Writers: Milton Holmes, Adrian Scott
Composer: Roy Webb
Starring: Cary Grant, Laraine Day, Charles Bickford, Gladys Cooper, Alan Carney, Henry Stephenson, Paul Stewart, Kay Johnson, Erford Gage, Walter Kingsford, Florence Bates
Tagline: Cary at his grandest in the story he chose himself - plus lovely Laraine in the role that makes her great!

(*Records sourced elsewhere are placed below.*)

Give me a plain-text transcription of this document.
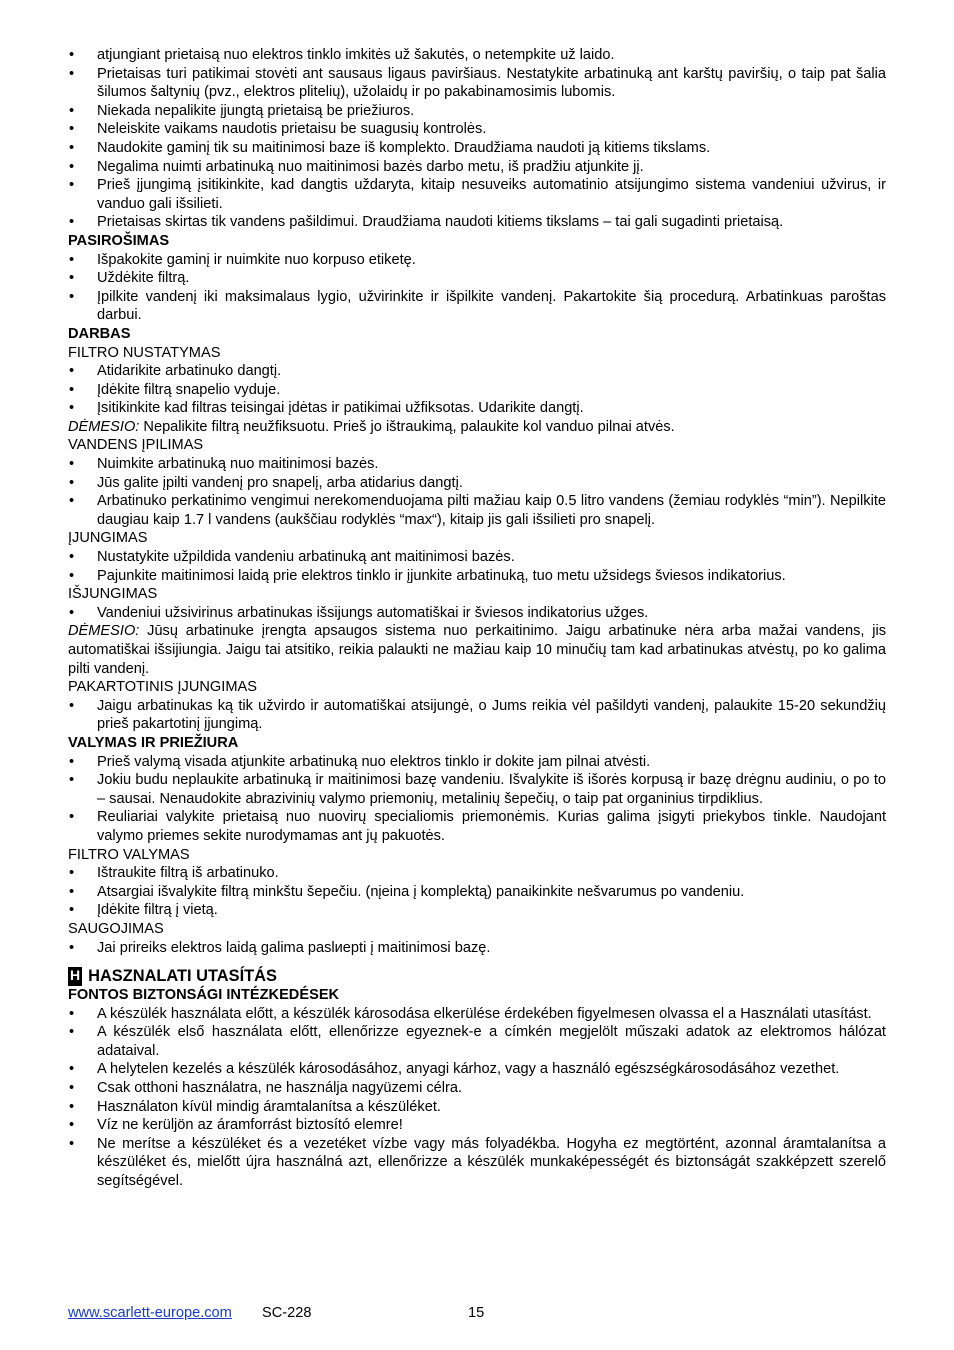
• atjungiant prietaisą nuo elektros tinklo imkitės už šakutės, o netempkite už laido.
• Prietaisas turi patikimai stovėti ant sausaus ligaus paviršiaus. Nestatykite arbatinuką ant karštų paviršių, o taip pat šalia šilumos šaltynių (pvz., elektros plitelių), užolaidų ir po pakabinamosimis lubomis.
• Niekada nepalikite įjungtą prietaisą be priežiuros.
• Neleiskite vaikams naudotis prietaisu be suagusių kontrolės.
• Naudokite gaminį tik su maitinimosi baze iš komplekto. Draudžiama naudoti ją kitiems tikslams.
• Negalima nuimti arbatinuką nuo maitinimosi bazės darbo metu, iš pradžiu atjunkite jį.
• Prieš įjungimą įsitikinkite, kad dangtis uždaryta, kitaip nesuveiks automatinio atsijungimo sistema vandeniui užvirus, ir vanduo gali išsilieti.
• Prietaisas skirtas tik vandens pašildimui. Draudžiama naudoti kitiems tikslams – tai gali sugadinti prietaisą.
PASIROŠIMAS
• Išpakokite gaminį ir nuimkite nuo korpuso etiketę.
• Uždėkite filtrą.
• Įpilkite vandenį iki maksimalaus lygio, užvirinkite ir išpilkite vandenį. Pakartokite šią procedurą. Arbatinkuas paroštas darbui.
DARBAS
FILTRO NUSTATYMAS
• Atidarikite arbatinuko dangtį.
• Įdėkite filtrą snapelio vyduje.
• Įsitikinkite kad filtras teisingai įdėtas ir patikimai užfiksotas. Udarikite dangtį.
DĖMESIO: Nepalikite filtrą neužfiksuotu. Prieš jo ištraukimą, palaukite kol vanduo pilnai atvės.
VANDENS ĮPILIMAS
• Nuimkite arbatinuką nuo maitinimosi bazės.
• Jūs galite įpilti vandenį pro snapelį, arba atidarius dangtį.
• Arbatinuko perkatinimo vengimui nerekomenduojama pilti mažiau kaip 0.5 litro vandens (žemiau rodyklės “min”). Nepilkite daugiau kaip 1.7 l vandens (aukščiau rodyklės “max“), kitaip jis gali išsilieti pro snapelį.
ĮJUNGIMAS
• Nustatykite užpildida vandeniu arbatinuką ant maitinimosi bazės.
• Pajunkite maitinimosi laidą prie elektros tinklo ir įjunkite arbatinuką, tuo metu užsidegs šviesos indikatorius.
IŠJUNGIMAS
• Vandeniui užsivirinus arbatinukas išsijungs automatiškai ir šviesos indikatorius užges.
DĖMESIO: Jūsų arbatinuke įrengta apsaugos sistema nuo perkaitinimo. Jaigu arbatinuke nėra arba mažai vandens, jis automatiškai išsijiungia. Jaigu tai atsitiko, reikia palaukti ne mažiau kaip 10 minučių tam kad arbatinukas atvėstų, po ko galima pilti vandenį.
PAKARTOTINIS ĮJUNGIMAS
• Jaigu arbatinukas ką tik užvirdo ir automatiškai atsijungė, o Jums reikia vėl pašildyti vandenį, palaukite 15-20 sekundžių prieš pakartotinį įjungimą.
VALYMAS IR PRIEŽIURA
• Prieš valymą visada atjunkite arbatinuką nuo elektros tinklo ir dokite jam pilnai atvėsti.
• Jokiu budu neplaukite arbatinuką ir maitinimosi bazę vandeniu. Išvalykite iš išorės korpusą ir bazę drėgnu audiniu, o po to – sausai. Nenaudokite abrazivinių valymo priemonių, metalinių šepečių, o taip pat organinius tirpdiklius.
• Reuliariai valykite prietaisą nuo nuovirų specialiomis priemonėmis. Kurias galima įsigyti priekybos tinkle. Naudojant valymo priemes sekite nurodymamas ant jų pakuotės.
FILTRO VALYMAS
• Ištraukite filtrą iš arbatinuko.
• Atsargiai išvalykite filtrą minkštu šepečiu. (nįeina į komplektą) panaikinkite nešvarumus po vandeniu.
• Įdėkite filtrą į vietą.
SAUGOJIMAS
• Jai prireiks elektros laidą galima paslиepti į maitinimosi bazę.
H HASZNALATI UTASÍTÁS
FONTOS BIZTONSÁGI INTÉZKEDÉSEK
• A készülék használata előtt, a készülék károsodása elkerülése érdekében figyelmesen olvassa el a Használati utasítást.
• A készülék első használata előtt, ellenőrizze egyeznek-e a címkén megjelölt műszaki adatok az elektromos hálózat adataival.
• A helytelen kezelés a készülék károsodásához, anyagi kárhoz, vagy a használó egészségkárosodásához vezethet.
• Csak otthoni használatra, ne használja nagyüzemi célra.
• Használaton kívül mindig áramtalanítsa a készüléket.
• Víz ne kerüljön az áramforrást biztosító elemre!
• Ne merítse a készüléket és a vezetéket vízbe vagy más folyadékba. Hogyha ez megtörtént, azonnal áramtalanítsa a készüléket és, mielőtt újra használná azt, ellenőrizze a készülék munkaképességét és biztonságát szakképzett szerelő segítségével.
www.scarlett-europe.com SC-228	15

Plot: A gambler has plans to swindle money from a charity program, but starts to have second thoughts when he falls for a rich society girl.
My rating: 8/10
Will I watch it again? Yes.
For much of the film this is a straight up romantic comedy with the emphasis on the funny. Grant is one smooth cat and it's easy to see why he was such a big star. He's got charisma in spades. As he gets deeper into Dorothy (Day) and the shit gets closer to hitting the fan, things get more serious and this picture goes into dark territory. The priest interpreting the letter (written in Greek) for Joe (Grant) is powerful stuff and you can see a complete transformation in Joe's character in Grant's face as the letter is read. By the time the letter is finished, you're looking at a different Joe and he's now a man with a mission and there's no time for quips. It's a remarkable picture to give this kind of dynamic, change tone and work so solidly. The ending is really nice, too. There was a part of me that wanted something a little different but I was very pleased at how it was handled. The picture runs longer than your standard comedy of this period would (at an hour and forty minutes) and there are some bits here and there that could be trimmed that wouldn't hurt the narrative but they would rob you of some fun bits with the actors who all do a fine job. I highly recommend this one.